About Sobi Sobi is an international specialty healthcare company dedicated to rare diseases. Our mission is to develop and deliver innovative therapies and services to improve the lives of patients. The product portfolio is primarily focused on inflammation and genetic diseases, with two late stage biological development projects within hemophilia. We also market a portfolio of specialty and rare disease products for partner companies. Sobi is a pioneer in biotechnology with world-class capabilities in protein biochemistry and biologics manufacturing. In 2013, Sobi had total revenues of SEK 2.2 billion ($ 334 M) and about 550 employees. The share (STO: SOBI) is listed on NASDAQ OMX Stockholm. More information is available at www.sobi.com.
Biogen Idec Safe Harbor
This press release contains forward-looking statements, including statements about the amount of clotting factors to be supplied and the timing thereof.
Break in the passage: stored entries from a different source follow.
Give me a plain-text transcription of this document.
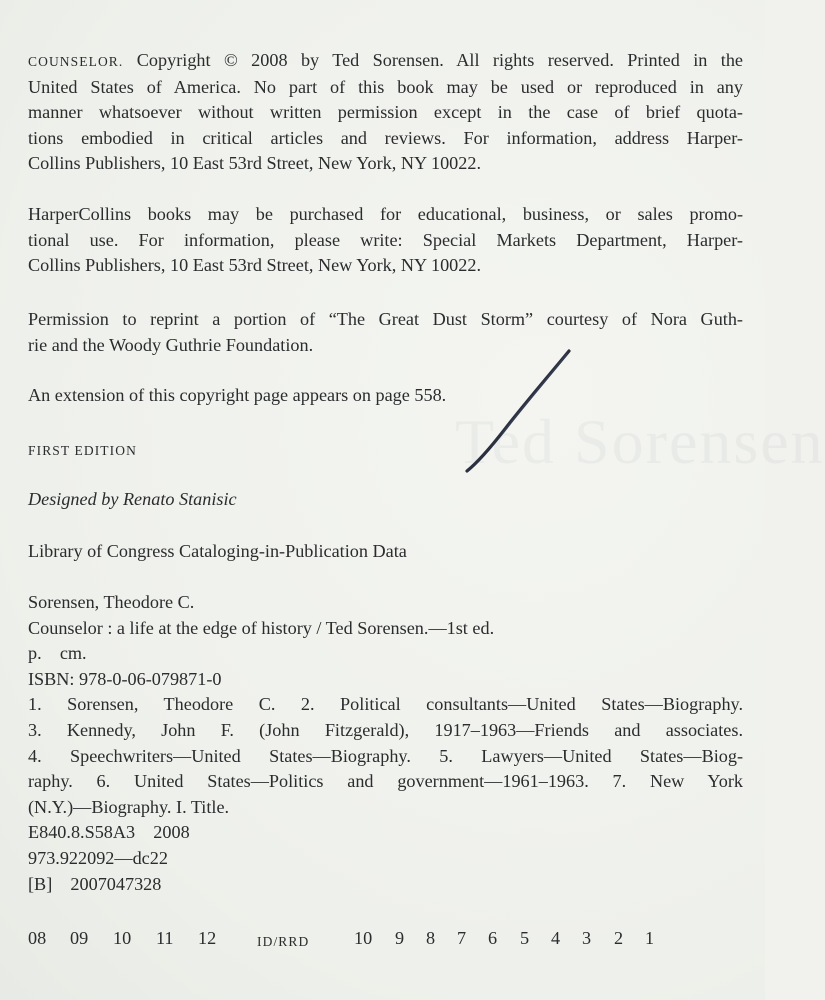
Ted Sorensen
COUNSELOR. Copyright © 2008 by Ted Sorensen. All rights reserved. Printed in the
United States of America. No part of this book may be used or reproduced in any
manner whatsoever without written permission except in the case of brief quota-
tions embodied in critical articles and reviews. For information, address Harper-
Collins Publishers, 10 East 53rd Street, New York, NY 10022.
HarperCollins books may be purchased for educational, business, or sales promo-
tional use. For information, please write: Special Markets Department, Harper-
Collins Publishers, 10 East 53rd Street, New York, NY 10022.
Permission to reprint a portion of “The Great Dust Storm” courtesy of Nora Guth-
rie and the Woody Guthrie Foundation.
An extension of this copyright page appears on page 558.
FIRST EDITION
Designed by Renato Stanisic
Library of Congress Cataloging-in-Publication Data
Sorensen, Theodore C.
Counselor : a life at the edge of history / Ted Sorensen.—1st ed.
p.    cm.
ISBN: 978-0-06-079871-0
1. Sorensen, Theodore C. 2. Political consultants—United States—Biography.
3. Kennedy, John F. (John Fitzgerald), 1917–1963—Friends and associates.
4. Speechwriters—United States—Biography. 5. Lawyers—United States—Biog-
raphy. 6. United States—Politics and government—1961–1963. 7. New York
(N.Y.)—Biography. I. Title.
E840.8.S58A3    2008
973.922092—dc22
[B]    2007047328
08 09 10 11 12	ID/RRD 10 9 8 7 6 5 4 3 2 1
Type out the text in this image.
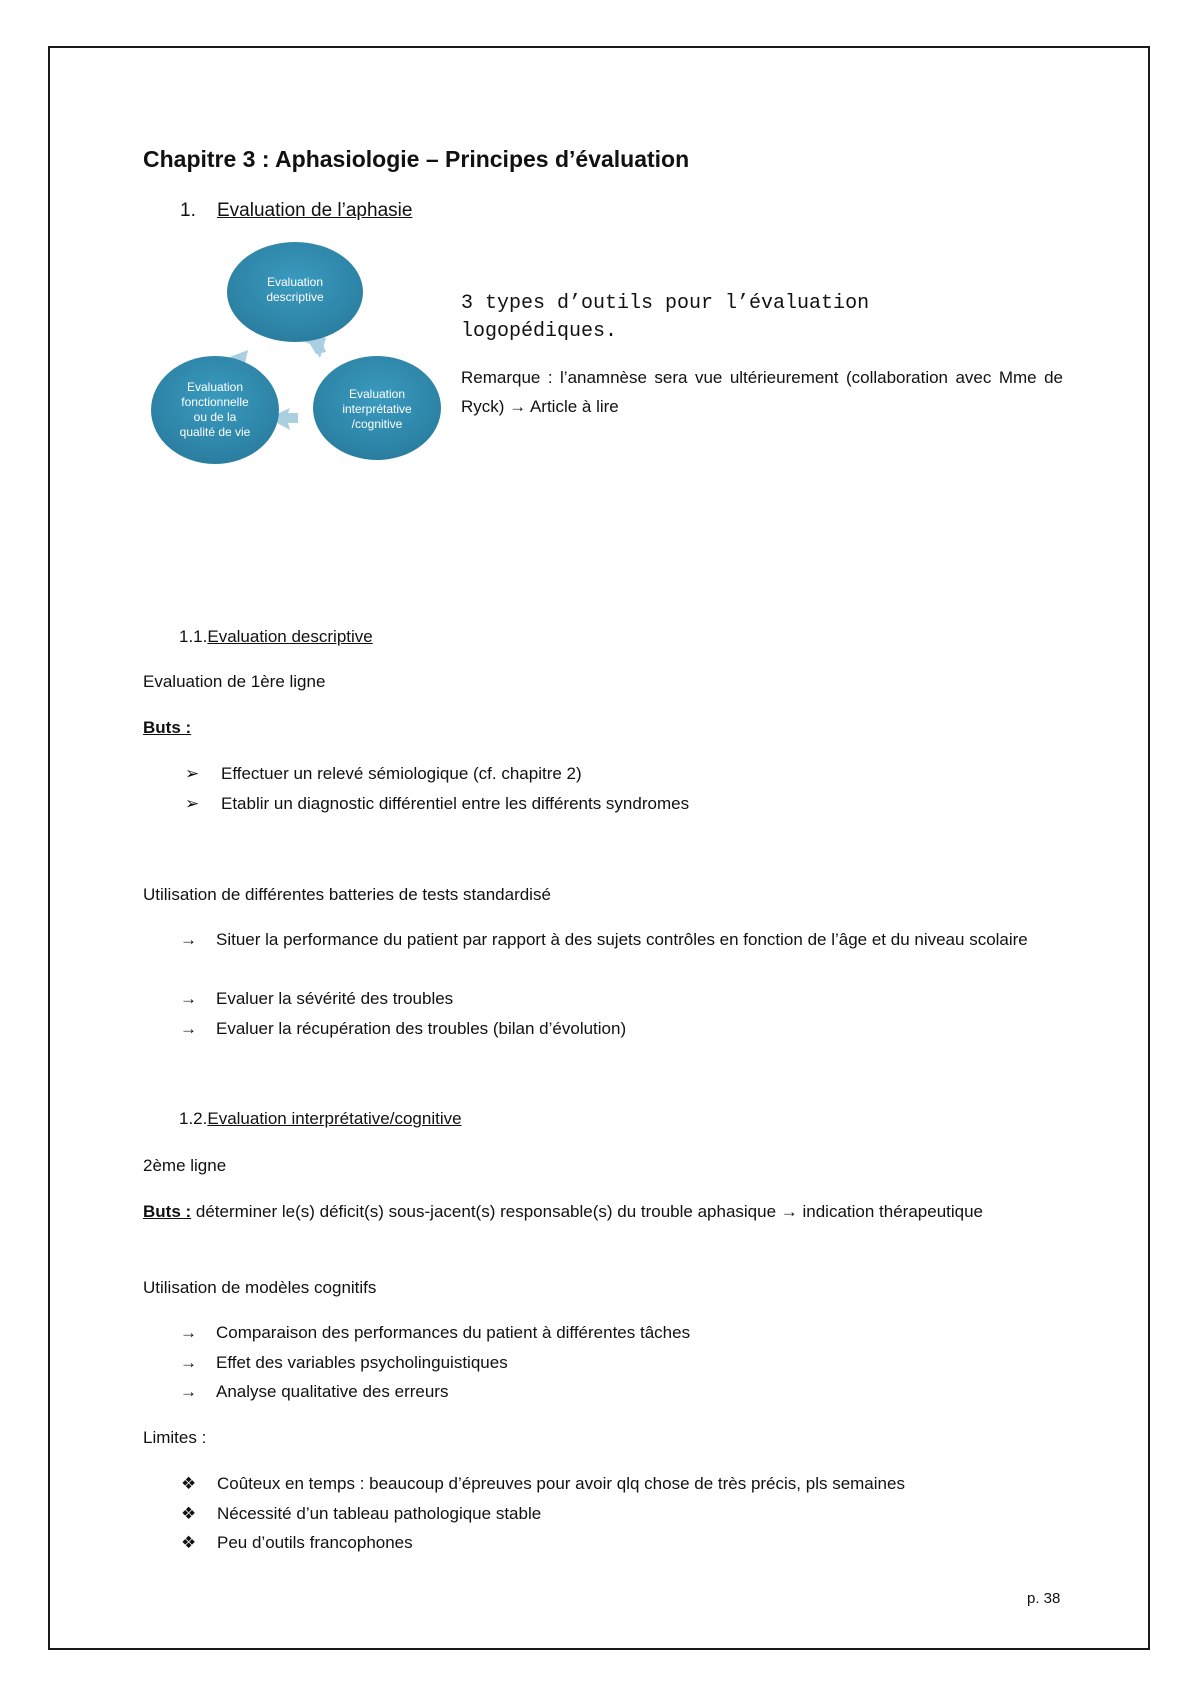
Chapitre 3 : Aphasiologie – Principes d’évaluation
1. Evaluation de l’aphasie
Evaluation
descriptive
Evaluation
interprétative
/cognitive
Evaluation
fonctionnelle
ou de la
qualité de vie
3 types d’outils pour l’évaluation
logopédiques.
Remarque : l’anamnèse sera vue ultérieurement (collaboration avec Mme de Ryck) → Article à lire
1.1.Evaluation descriptive
Evaluation de 1ère ligne
Buts :
➢	Effectuer un relevé sémiologique (cf. chapitre 2)
➢	Etablir un diagnostic différentiel entre les différents syndromes
Utilisation de différentes batteries de tests standardisé
→ Situer la performance du patient par rapport à des sujets contrôles en fonction de l’âge et du niveau scolaire
→ Evaluer la sévérité des troubles
→ Evaluer la récupération des troubles (bilan d’évolution)
1.2.Evaluation interprétative/cognitive
2ème ligne
Buts : déterminer le(s) déficit(s) sous-jacent(s) responsable(s) du trouble aphasique → indication thérapeutique
Utilisation de modèles cognitifs
→ Comparaison des performances du patient à différentes tâches
→ Effet des variables psycholinguistiques
→ Analyse qualitative des erreurs
Limites :
❖	Coûteux en temps : beaucoup d’épreuves pour avoir qlq chose de très précis, pls semaines
❖	Nécessité d’un tableau pathologique stable
❖	Peu d’outils francophones
p. 38
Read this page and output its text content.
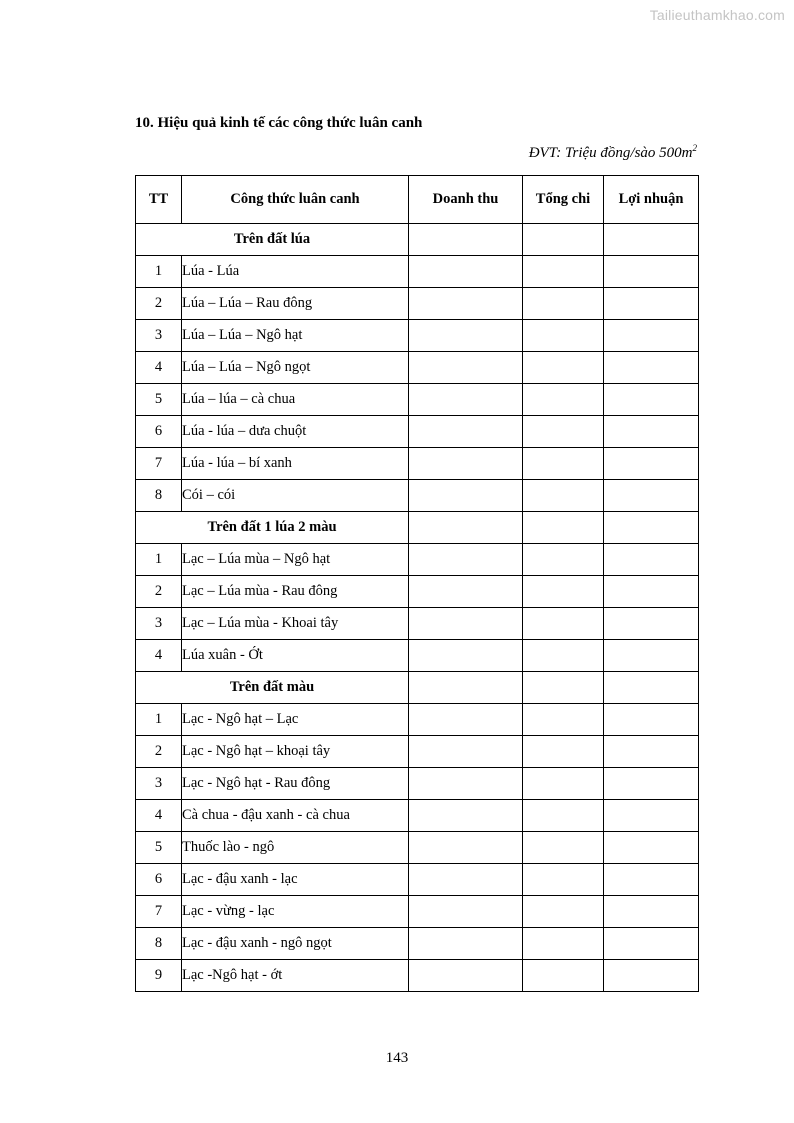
Tailieuthamkhao.com
10. Hiệu quả kinh tế các công thức luân canh
ĐVT: Triệu đồng/sào $500m^2$
TT	Công thức luân canh	Doanh thu	Tổng chi	Lợi nhuận
Trên đất lúa				
1	Lúa - Lúa			
2	Lúa – Lúa – Rau đông			
3	Lúa – Lúa – Ngô hạt			
4	Lúa – Lúa – Ngô ngọt			
5	Lúa – lúa – cà chua			
6	Lúa - lúa – dưa chuột			
7	Lúa - lúa – bí xanh			
8	Cói – cói			
Trên đất 1 lúa 2 màu				
1	Lạc – Lúa mùa – Ngô hạt			
2	Lạc – Lúa mùa - Rau đông			
3	Lạc – Lúa mùa - Khoai tây			
4	Lúa xuân - Ớt			
Trên đất màu				
1	Lạc - Ngô hạt – Lạc			
2	Lạc - Ngô hạt – khoại tây			
3	Lạc - Ngô hạt - Rau đông			
4	Cà chua - đậu xanh - cà chua			
5	Thuốc lào - ngô			
6	Lạc - đậu xanh - lạc			
7	Lạc - vừng - lạc			
8	Lạc - đậu xanh - ngô ngọt			
9	Lạc -Ngô hạt - ớt			
143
These statements may be identified by words such as “believe,” “expect,” “may,” “plan,” “potential,” “will” and similar expressions, and are based on current beliefs and expectations. These statements involve risks and uncertainties that could cause actual results to differ materially from those reflected in such statements, including the risk that regulatory authorities fail to approve or delay approval of the Antihemophilic Factor VIII (Recombinant), Fc Fusion Protein drug candidate, the risk of manufacturing problems and the other risks and uncertainties that are described in the Risk Factors section of Biogen Idec’s most recent annual or quarterly report filed with the U.S. Securities and Exchange Commission. Any forward-looking statements speak only as of the date of this press release and Biogen Idec assumes no obligation to update any forward-looking statements, whether as a result of new information, future events or otherwise.